Bruno Fernandes saw red as Tottenham cruised past misfiring Manchester United 3-0 and increased the heat on manager Erik ten Hag.
Sunday’s Old Trafford encounter was a chance for these top-four hopefuls to kickstart campaigns that had begun in similarly topsy-turvy fashion.
But a month that started for United with a 3-0 home defeat to Liverpool ended in another Old Trafford loss by the same scoreline as Brennan Johnson, Dejan Kulusevski and Dominic Solanke struck for Spurs.
Skipper Fernandes’ sending off for a challenge on James Maddison at the end of a one-sided first half compounded matters, ruling him out of next weekend’s trip to Aston Villa and two further matches.
Kobbie Mainoo and Mason Mount also went off injured on a nightmare afternoon for Ten Hag, who is under the spotlight as United head to Porto and Villa Park before the international break.
As for Ange Postecoglou, they impressed without injured star Son Heung-min and won consecutive Premier League matches for the first time since March.
Spurs were as impressive as United were disjointed from the outset at Old Trafford, where the visitors went ahead after 155 seconds.
Micky van de Ven capitalised on miscommunication between Alejandro Garnacho and Marcus Rashford and drove forwards from his own half having intercepted the ball.
The rapid Spurs centre-back was inexplicably allowed to roar through, eventually sending a low cross to the far post for Johnson to tap home in front of a shellshocked Stretford End.
It was one-way traffic from there. Andre Onana stopped Maddison clipping home and Destiny Udogie lifted over, before Johnson sent a low strike off the far post after the visitors all too easily beat the press.
Joshua Zirkzee’s tame attempt after smart work in the box by Mainoo was the best United could muster in response to the Spurs onslaught.
Noussair Mazraoui stopped Timo Werner converting a low Johnson cross, with Maddison and Udogie having attempts before Cristian Romero slammed an acrobatic strike just wide.
It felt a matter of when rather than if another goal would come and few expected it to arrive at the other end, which it nearly did when Garnacho met a Rashford cross with a volley off the near post.
Spurs were through at the other end courtesy of some dreadful defending as Onana stopped Werner one-on-one before the incline on United’s uphill battle increased.
Fernandes slipped as he challenged Maddison and his desperate attempted tackle only succeeded in catching the Spurs man.
Chris Kavanagh dished a straight red card out to the perplexed Portuguese, with VAR Peter Bankes confirming the referee’s call of serious foul play.
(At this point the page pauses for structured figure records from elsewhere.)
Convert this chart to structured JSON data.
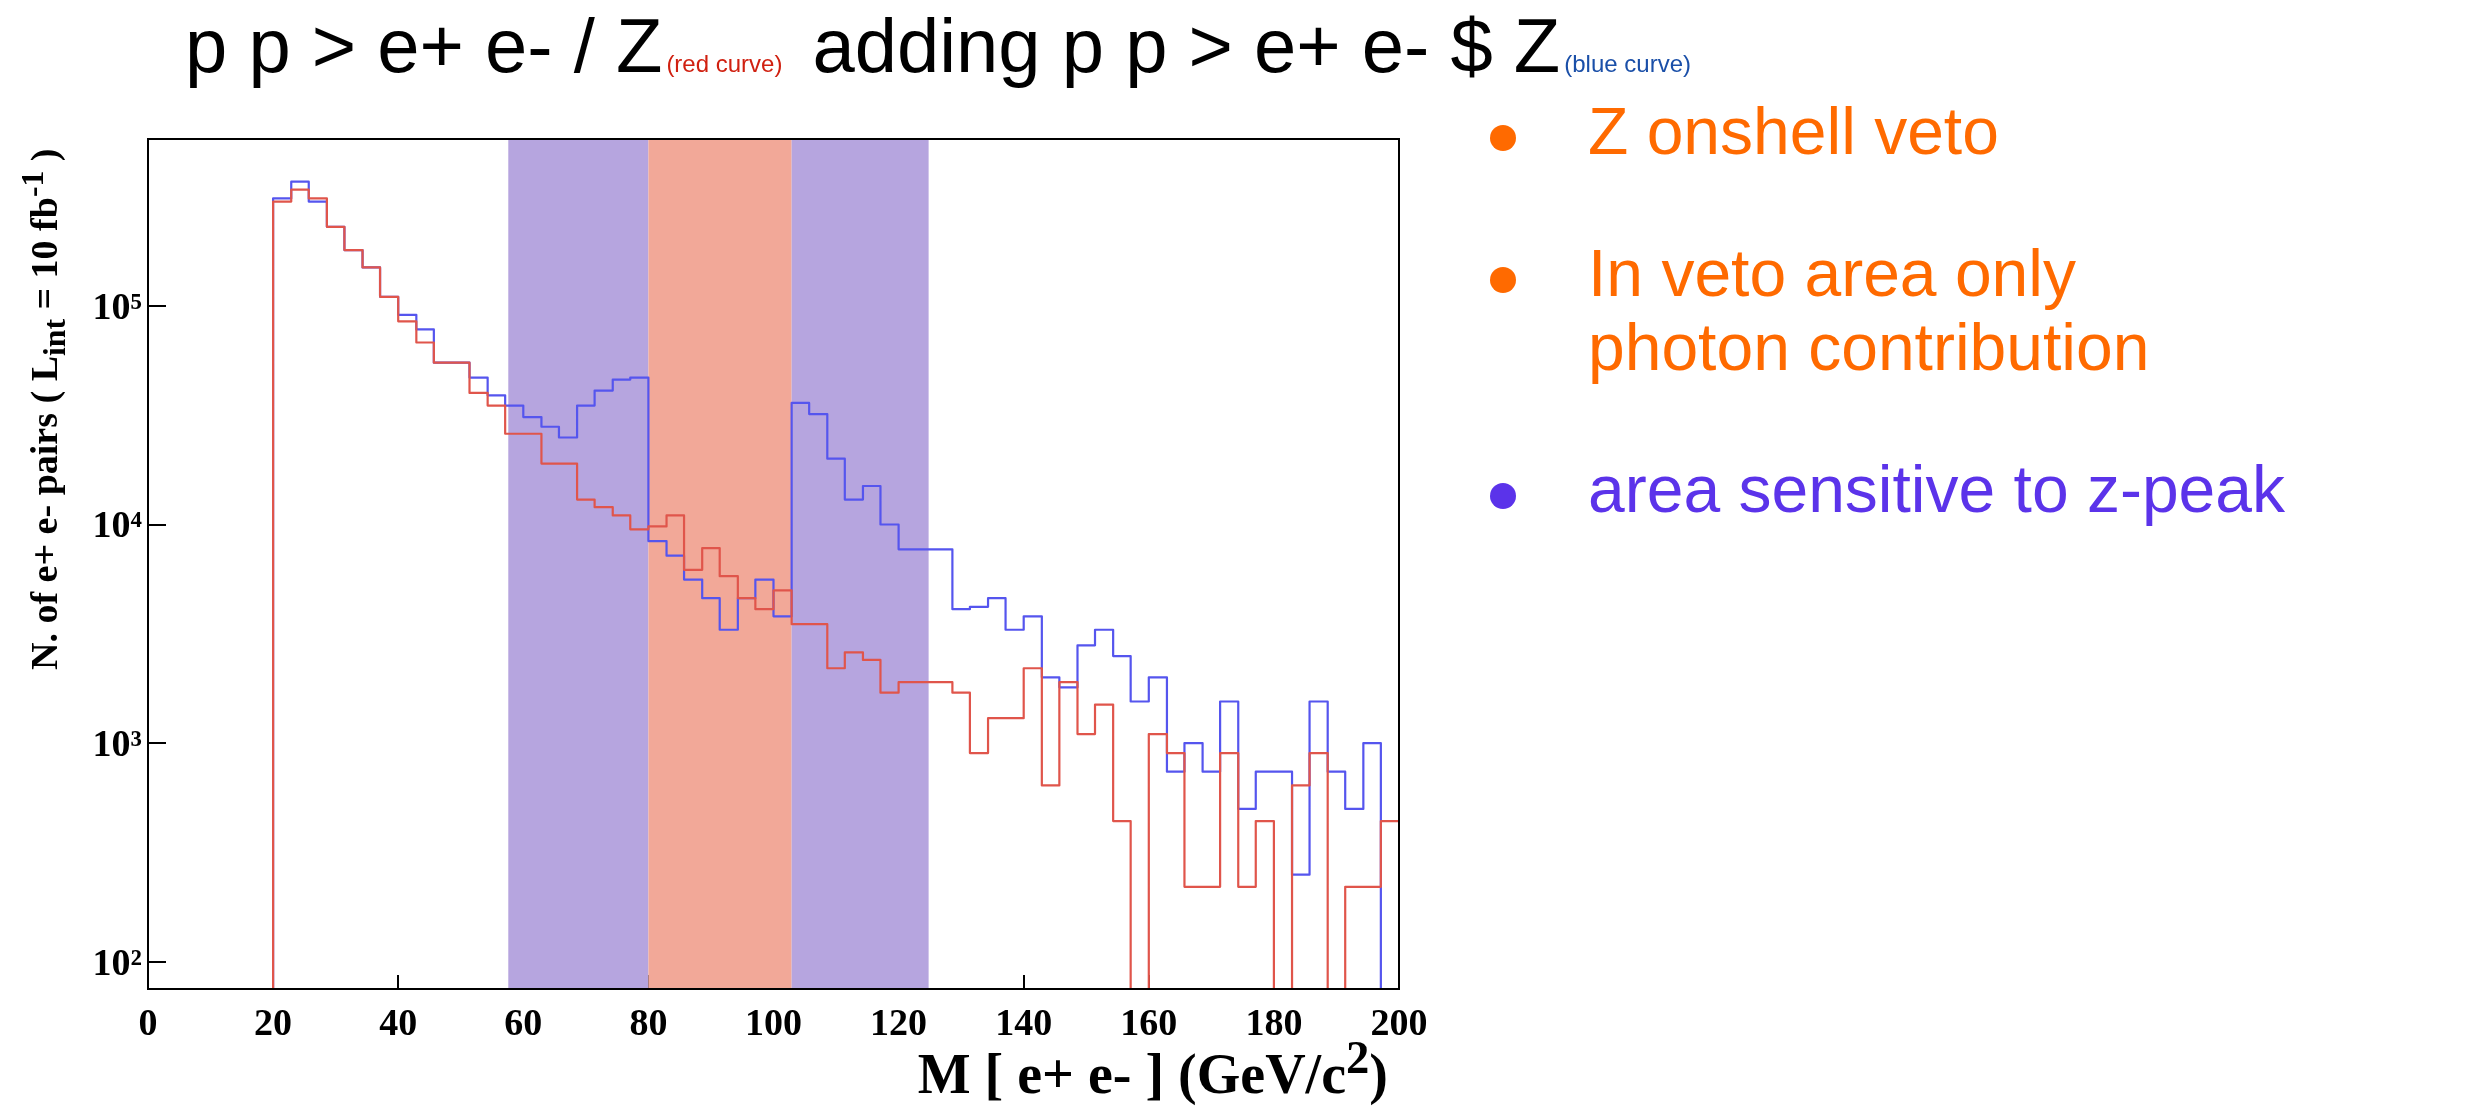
{
  "chart_data": {
    "type": "histogram",
    "title": "p p > e+ e- / Z",
    "xlabel": "M [ e+ e- ] (GeV/c$^{2}$)",
    "ylabel": "N. of e+ e- pairs  ( L$_{int}$ = 10 fb$^{-1}$ )",
    "annotations": [
      "(red curve)",
      "adding p p > e+ e- $ Z",
      "(blue curve)",
      "Z onshell veto",
      "In veto area only photon contribution",
      "area sensitive to z-peak"
    ],
    "bins": [
      20,
      22.9,
      25.7,
      28.6,
      31.4,
      34.3,
      37.1,
      40,
      42.9,
      45.7,
      48.6,
      51.4,
      54.3,
      57.1,
      60,
      62.9,
      65.7,
      68.6,
      71.4,
      74.3,
      77.1,
      80,
      82.9,
      85.7,
      88.6,
      91.4,
      94.3,
      97.1,
      100,
      102.9,
      105.7,
      108.6,
      111.4,
      114.3,
      117.1,
      120,
      122.9,
      125.7,
      128.6,
      131.4,
      134.3,
      137.1,
      140,
      142.9,
      145.7,
      148.6,
      151.4,
      154.3,
      157.1,
      160,
      162.9,
      165.7,
      168.6,
      171.4,
      174.3,
      177.1,
      180,
      182.9,
      185.7,
      188.6,
      191.4,
      194.3,
      197.1,
      200
    ],
    "series": [
      {
        "color": "#5555ee",
        "values": [
          310000,
          370000,
          300000,
          230000,
          180000,
          150000,
          110000,
          91000,
          78000,
          55000,
          55000,
          47000,
          39000,
          35000,
          31000,
          28000,
          25000,
          35000,
          41000,
          46000,
          47000,
          8400,
          7200,
          5600,
          4600,
          3300,
          4600,
          5600,
          3800,
          36000,
          32000,
          20000,
          13000,
          15000,
          10000,
          7700,
          7700,
          7700,
          4100,
          4200,
          4600,
          3300,
          3800,
          2000,
          1800,
          2800,
          3300,
          2500,
          1550,
          2000,
          740,
          1000,
          740,
          1550,
          500,
          740,
          740,
          250,
          1550,
          740,
          500,
          1000,
          null
        ]
      },
      {
        "color": "#e0554b",
        "values": [
          300000,
          340000,
          310000,
          230000,
          180000,
          150000,
          110000,
          85000,
          68000,
          55000,
          55000,
          40000,
          35000,
          26000,
          26000,
          19000,
          19000,
          13000,
          12000,
          11000,
          9500,
          9800,
          11000,
          6200,
          7800,
          5800,
          4600,
          4100,
          5000,
          3500,
          3500,
          2200,
          2600,
          2400,
          1700,
          1900,
          1900,
          1900,
          1700,
          900,
          1300,
          1300,
          2200,
          640,
          1900,
          1100,
          1500,
          440,
          null,
          1100,
          900,
          220,
          220,
          900,
          220,
          440,
          null,
          640,
          900,
          null,
          220,
          220,
          440
        ]
      }
    ],
    "xlim": [
      0,
      200
    ],
    "xticks": [
      0,
      20,
      40,
      60,
      80,
      100,
      120,
      140,
      160,
      180,
      200
    ],
    "ylim": [
      75,
      580000
    ],
    "yticks": [
      {
        "value": 100,
        "label": "10²"
      },
      {
        "value": 1000,
        "label": "10³"
      },
      {
        "value": 10000,
        "label": "10⁴"
      },
      {
        "value": 100000,
        "label": "10⁵"
      }
    ],
    "log": true,
    "bands": [
      {
        "axis": "x",
        "from": 57.6,
        "to": 80,
        "label": null,
        "color": "#b6a5df"
      },
      {
        "axis": "x",
        "from": 80,
        "to": 102.9,
        "label": null,
        "color": "#f2a898"
      },
      {
        "axis": "x",
        "from": 102.9,
        "to": 124.8,
        "label": null,
        "color": "#b6a5df"
      }
    ]
  }
}
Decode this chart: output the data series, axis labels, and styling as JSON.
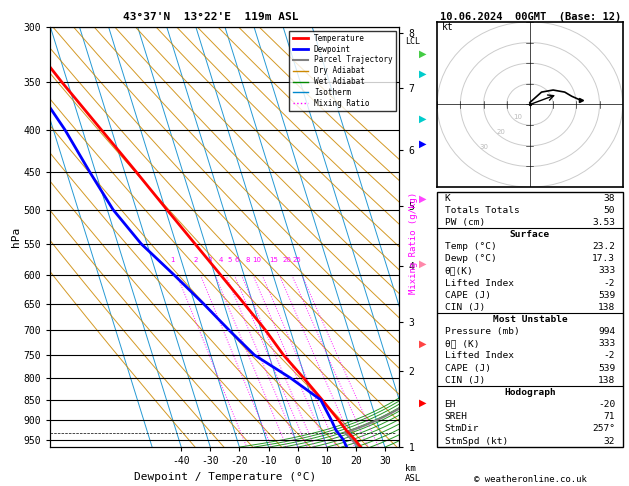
{
  "title_left": "43°37'N  13°22'E  119m ASL",
  "title_right": "10.06.2024  00GMT  (Base: 12)",
  "xlabel": "Dewpoint / Temperature (°C)",
  "ylabel_left": "hPa",
  "pressure_levels": [
    300,
    350,
    400,
    450,
    500,
    550,
    600,
    650,
    700,
    750,
    800,
    850,
    900,
    950
  ],
  "pressure_ticks": [
    300,
    350,
    400,
    450,
    500,
    550,
    600,
    650,
    700,
    750,
    800,
    850,
    900,
    950
  ],
  "xlim": [
    -40,
    35
  ],
  "pmin": 300,
  "pmax": 970,
  "skew": 45.0,
  "temp_color": "#ff0000",
  "dewp_color": "#0000ff",
  "parcel_color": "#808080",
  "dry_adiabat_color": "#cc8800",
  "wet_adiabat_color": "#008800",
  "isotherm_color": "#0088cc",
  "mixing_ratio_color": "#ff00ff",
  "km_ticks": [
    1,
    2,
    3,
    4,
    5,
    6,
    7,
    8
  ],
  "km_pressures": [
    994,
    800,
    695,
    594,
    500,
    426,
    357,
    305
  ],
  "mixing_ratio_values": [
    1,
    2,
    3,
    4,
    5,
    6,
    8,
    10,
    15,
    20,
    25
  ],
  "lcl_pressure": 932,
  "temp_pressures": [
    994,
    950,
    925,
    900,
    850,
    800,
    750,
    700,
    650,
    600,
    550,
    500,
    450,
    400,
    350,
    300
  ],
  "temp_temps": [
    23.2,
    20.5,
    18.5,
    17.0,
    13.5,
    9.5,
    5.0,
    1.5,
    -3.0,
    -8.0,
    -13.5,
    -19.5,
    -26.0,
    -33.5,
    -42.0,
    -51.0
  ],
  "dewp_pressures": [
    994,
    950,
    925,
    900,
    850,
    800,
    750,
    700,
    650,
    600,
    550,
    500,
    450,
    400,
    350,
    300
  ],
  "dewp_temps": [
    17.3,
    16.5,
    15.0,
    14.5,
    13.0,
    5.0,
    -5.0,
    -11.0,
    -17.0,
    -24.0,
    -32.0,
    -38.0,
    -42.0,
    -46.0,
    -52.0,
    -58.0
  ],
  "stats_K": 38,
  "stats_TT": 50,
  "stats_PW": 3.53,
  "surf_temp": 23.2,
  "surf_dewp": 17.3,
  "surf_thetae": 333,
  "surf_li": -2,
  "surf_cape": 539,
  "surf_cin": 138,
  "mu_pressure": 994,
  "mu_thetae": 333,
  "mu_li": -2,
  "mu_cape": 539,
  "mu_cin": 138,
  "hodo_EH": -20,
  "hodo_SREH": 71,
  "hodo_StmDir": "257°",
  "hodo_StmSpd": 32,
  "copyright": "© weatheronline.co.uk",
  "wind_colors": [
    "#ff0000",
    "#ff4444",
    "#ff88aa",
    "#ff44ff",
    "#0000ff",
    "#00cccc",
    "#00cccc",
    "#44cc44"
  ],
  "wind_pressures": [
    340,
    400,
    500,
    600,
    700,
    750,
    850,
    900
  ]
}
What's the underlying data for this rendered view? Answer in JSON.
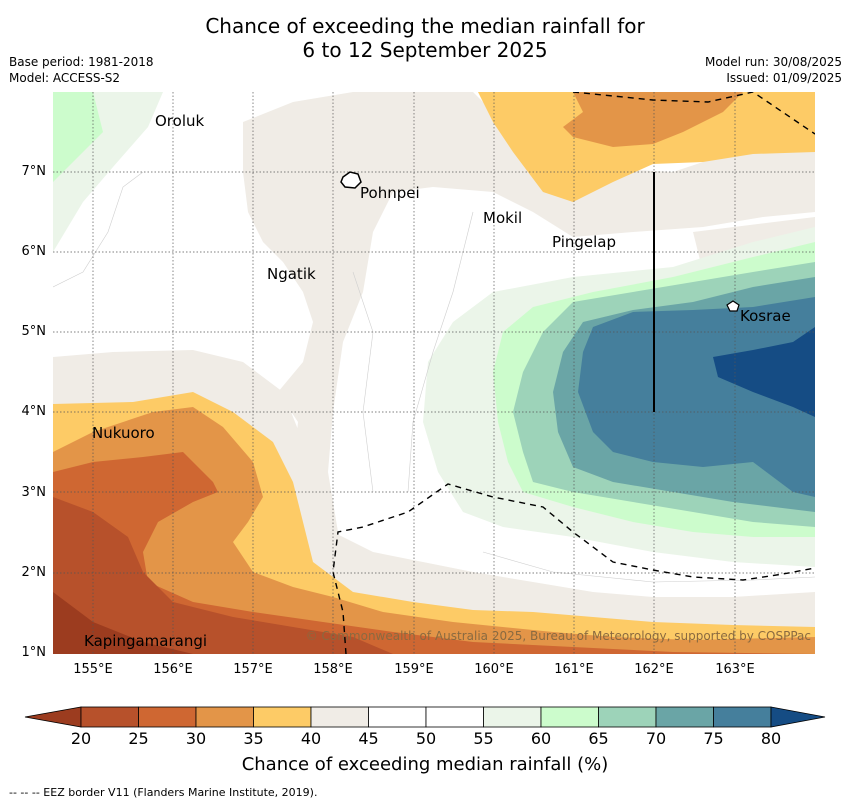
{
  "title_line1": "Chance of exceeding the median rainfall for",
  "title_line2": "6 to 12 September 2025",
  "base_period": "Base period: 1981-2018",
  "model": "Model: ACCESS-S2",
  "model_run": "Model run: 30/08/2025",
  "issued": "Issued: 01/09/2025",
  "copyright": "© Commonwealth of Australia 2025, Bureau of Meteorology, supported by COSPPac",
  "places": [
    "Oroluk",
    "Pohnpei",
    "Mokil",
    "Pingelap",
    "Ngatik",
    "Kosrae",
    "Nukuoro",
    "Kapingamarangi"
  ],
  "lat_labels": [
    "7°N",
    "6°N",
    "5°N",
    "4°N",
    "3°N",
    "2°N",
    "1°N"
  ],
  "lon_labels": [
    "155°E",
    "156°E",
    "157°E",
    "158°E",
    "159°E",
    "160°E",
    "161°E",
    "162°E",
    "163°E"
  ],
  "colorbar": {
    "ticks": [
      "20",
      "25",
      "30",
      "35",
      "40",
      "45",
      "50",
      "55",
      "60",
      "65",
      "70",
      "75",
      "80"
    ],
    "colors": {
      "lt20": "#9c3c1f",
      "20": "#b7512b",
      "25": "#cf6732",
      "30": "#e39548",
      "35": "#fdcb66",
      "40": "#f0ece6",
      "45": "#ffffff",
      "50": "#ffffff",
      "55": "#ebf5e9",
      "60": "#ccfccc",
      "65": "#9dd3b9",
      "70": "#6aa5a6",
      "75": "#457f9c",
      "gt80": "#154c84"
    },
    "label": "Chance of exceeding median rainfall (%)"
  },
  "footnote": "-- -- -- EEZ border V11 (Flanders Marine Institute, 2019)."
}
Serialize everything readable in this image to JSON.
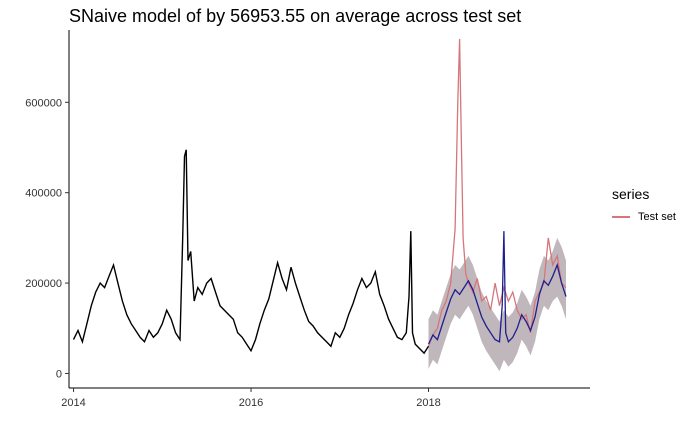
{
  "chart_data": {
    "type": "line",
    "title": "SNaive model of by 56953.55 on average across test set",
    "xlabel": "",
    "ylabel": "",
    "xlim": [
      2013.96,
      2019.82
    ],
    "ylim": [
      -30000,
      760000
    ],
    "x_ticks": [
      2014,
      2016,
      2018
    ],
    "x_tick_labels": [
      "2014",
      "2016",
      "2018"
    ],
    "y_ticks": [
      0,
      200000,
      400000,
      600000
    ],
    "y_tick_labels": [
      "0",
      "200000",
      "400000",
      "600000"
    ],
    "grid": false,
    "legend": {
      "title": "series",
      "position": "right",
      "entries": [
        {
          "name": "Test set",
          "color": "#d4767c"
        }
      ]
    },
    "series": [
      {
        "role": "history",
        "color": "#000000",
        "x": [
          2014.0,
          2014.05,
          2014.1,
          2014.15,
          2014.2,
          2014.25,
          2014.3,
          2014.35,
          2014.4,
          2014.45,
          2014.5,
          2014.55,
          2014.6,
          2014.65,
          2014.7,
          2014.75,
          2014.8,
          2014.85,
          2014.9,
          2014.95,
          2015.0,
          2015.05,
          2015.1,
          2015.15,
          2015.2,
          2015.23,
          2015.25,
          2015.27,
          2015.29,
          2015.32,
          2015.36,
          2015.4,
          2015.45,
          2015.5,
          2015.55,
          2015.6,
          2015.65,
          2015.7,
          2015.75,
          2015.8,
          2015.85,
          2015.9,
          2015.95,
          2016.0,
          2016.05,
          2016.1,
          2016.15,
          2016.2,
          2016.25,
          2016.3,
          2016.35,
          2016.4,
          2016.45,
          2016.5,
          2016.55,
          2016.6,
          2016.65,
          2016.7,
          2016.75,
          2016.8,
          2016.85,
          2016.9,
          2016.95,
          2017.0,
          2017.05,
          2017.1,
          2017.15,
          2017.2,
          2017.25,
          2017.3,
          2017.35,
          2017.4,
          2017.45,
          2017.5,
          2017.55,
          2017.6,
          2017.65,
          2017.7,
          2017.75,
          2017.78,
          2017.8,
          2017.82,
          2017.85,
          2017.9,
          2017.95,
          2018.0
        ],
        "y": [
          75000,
          95000,
          70000,
          110000,
          150000,
          180000,
          200000,
          190000,
          215000,
          240000,
          200000,
          160000,
          130000,
          110000,
          95000,
          80000,
          70000,
          95000,
          80000,
          90000,
          110000,
          140000,
          120000,
          90000,
          75000,
          300000,
          480000,
          495000,
          250000,
          270000,
          160000,
          190000,
          175000,
          200000,
          210000,
          180000,
          150000,
          140000,
          130000,
          120000,
          90000,
          80000,
          65000,
          50000,
          75000,
          110000,
          140000,
          165000,
          205000,
          245000,
          210000,
          185000,
          235000,
          200000,
          170000,
          140000,
          115000,
          105000,
          90000,
          80000,
          70000,
          60000,
          90000,
          80000,
          100000,
          130000,
          155000,
          185000,
          210000,
          190000,
          200000,
          225000,
          175000,
          150000,
          120000,
          100000,
          80000,
          75000,
          90000,
          170000,
          315000,
          90000,
          65000,
          55000,
          45000,
          60000
        ]
      },
      {
        "role": "forecast-interval",
        "color": "#b5aab0",
        "x": [
          2018.0,
          2018.05,
          2018.1,
          2018.15,
          2018.2,
          2018.25,
          2018.3,
          2018.35,
          2018.4,
          2018.45,
          2018.5,
          2018.55,
          2018.6,
          2018.65,
          2018.7,
          2018.75,
          2018.8,
          2018.85,
          2018.9,
          2018.95,
          2019.0,
          2019.05,
          2019.1,
          2019.15,
          2019.2,
          2019.25,
          2019.3,
          2019.35,
          2019.4,
          2019.45,
          2019.5,
          2019.55
        ],
        "upper": [
          120000,
          140000,
          130000,
          160000,
          190000,
          220000,
          240000,
          230000,
          245000,
          260000,
          240000,
          210000,
          180000,
          160000,
          145000,
          130000,
          115000,
          140000,
          125000,
          135000,
          155000,
          185000,
          170000,
          150000,
          180000,
          230000,
          260000,
          250000,
          270000,
          300000,
          280000,
          250000
        ],
        "lower": [
          10000,
          30000,
          20000,
          50000,
          80000,
          110000,
          130000,
          120000,
          135000,
          150000,
          130000,
          100000,
          70000,
          50000,
          35000,
          20000,
          5000,
          30000,
          15000,
          25000,
          45000,
          75000,
          60000,
          40000,
          70000,
          120000,
          150000,
          140000,
          160000,
          170000,
          150000,
          120000
        ]
      },
      {
        "name": "Test set",
        "role": "test",
        "color": "#d4767c",
        "x": [
          2018.0,
          2018.05,
          2018.1,
          2018.15,
          2018.2,
          2018.25,
          2018.3,
          2018.33,
          2018.35,
          2018.37,
          2018.39,
          2018.42,
          2018.45,
          2018.5,
          2018.55,
          2018.6,
          2018.65,
          2018.7,
          2018.75,
          2018.8,
          2018.85,
          2018.9,
          2018.95,
          2019.0,
          2019.05,
          2019.1,
          2019.15,
          2019.2,
          2019.25,
          2019.3,
          2019.35,
          2019.4,
          2019.45,
          2019.5,
          2019.55
        ],
        "y": [
          60000,
          85000,
          100000,
          140000,
          160000,
          200000,
          320000,
          600000,
          740000,
          520000,
          300000,
          220000,
          200000,
          180000,
          210000,
          160000,
          170000,
          140000,
          200000,
          150000,
          190000,
          160000,
          180000,
          140000,
          120000,
          130000,
          90000,
          160000,
          180000,
          200000,
          300000,
          240000,
          260000,
          200000,
          190000
        ]
      },
      {
        "role": "forecast",
        "color": "#1e1e8c",
        "x": [
          2018.0,
          2018.05,
          2018.1,
          2018.15,
          2018.2,
          2018.25,
          2018.3,
          2018.35,
          2018.4,
          2018.45,
          2018.5,
          2018.55,
          2018.6,
          2018.65,
          2018.7,
          2018.75,
          2018.8,
          2018.83,
          2018.85,
          2018.87,
          2018.9,
          2018.95,
          2019.0,
          2019.05,
          2019.1,
          2019.15,
          2019.2,
          2019.25,
          2019.3,
          2019.35,
          2019.4,
          2019.45,
          2019.5,
          2019.55
        ],
        "y": [
          65000,
          85000,
          75000,
          105000,
          135000,
          165000,
          185000,
          175000,
          190000,
          205000,
          185000,
          155000,
          125000,
          105000,
          90000,
          75000,
          70000,
          150000,
          315000,
          90000,
          70000,
          80000,
          100000,
          130000,
          115000,
          95000,
          125000,
          175000,
          205000,
          195000,
          215000,
          240000,
          200000,
          170000
        ]
      }
    ]
  }
}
As if the afternoon was not bad enough from a United perspective, Mainoo headed straight down the tunnel through what appeared to be a hamstring injury shortly after.
Boos greeted half-time, which United returned from with Casemiro on for Zirkzee – a move that failed to stem the tide.
Spurs attacked down the right inside two minutes of the second period getting under way and Kulusevski reacted to direct Johnson’s cross deflected cross past Onana.
“You’re getting sacked in the morning” bellowed the travelling support at Ten Hag before Pedro Porro, Werner and Solanke had attempts.
United were being outplayed but their defiant fans rallied behind them, with ignored handball appeals against Romero only fuelling them.
Casemiro sent a low drive across the face of goal and a Garnacho snapshot was blocked as the heavens opened, but Spurs soon saw off that threat.
Lucas Bergvall’s corner was nodded on by fellow introduction Pape Matar Sarr for stretching Solanke to prod home in the 77th minute.
Onana denied Solanke and Sarr headed wide as the clock hit 90, with substitute Mikey Moore bending narrowly wide.
The final whistle was met by jeers from some of those that remained until the bitter end.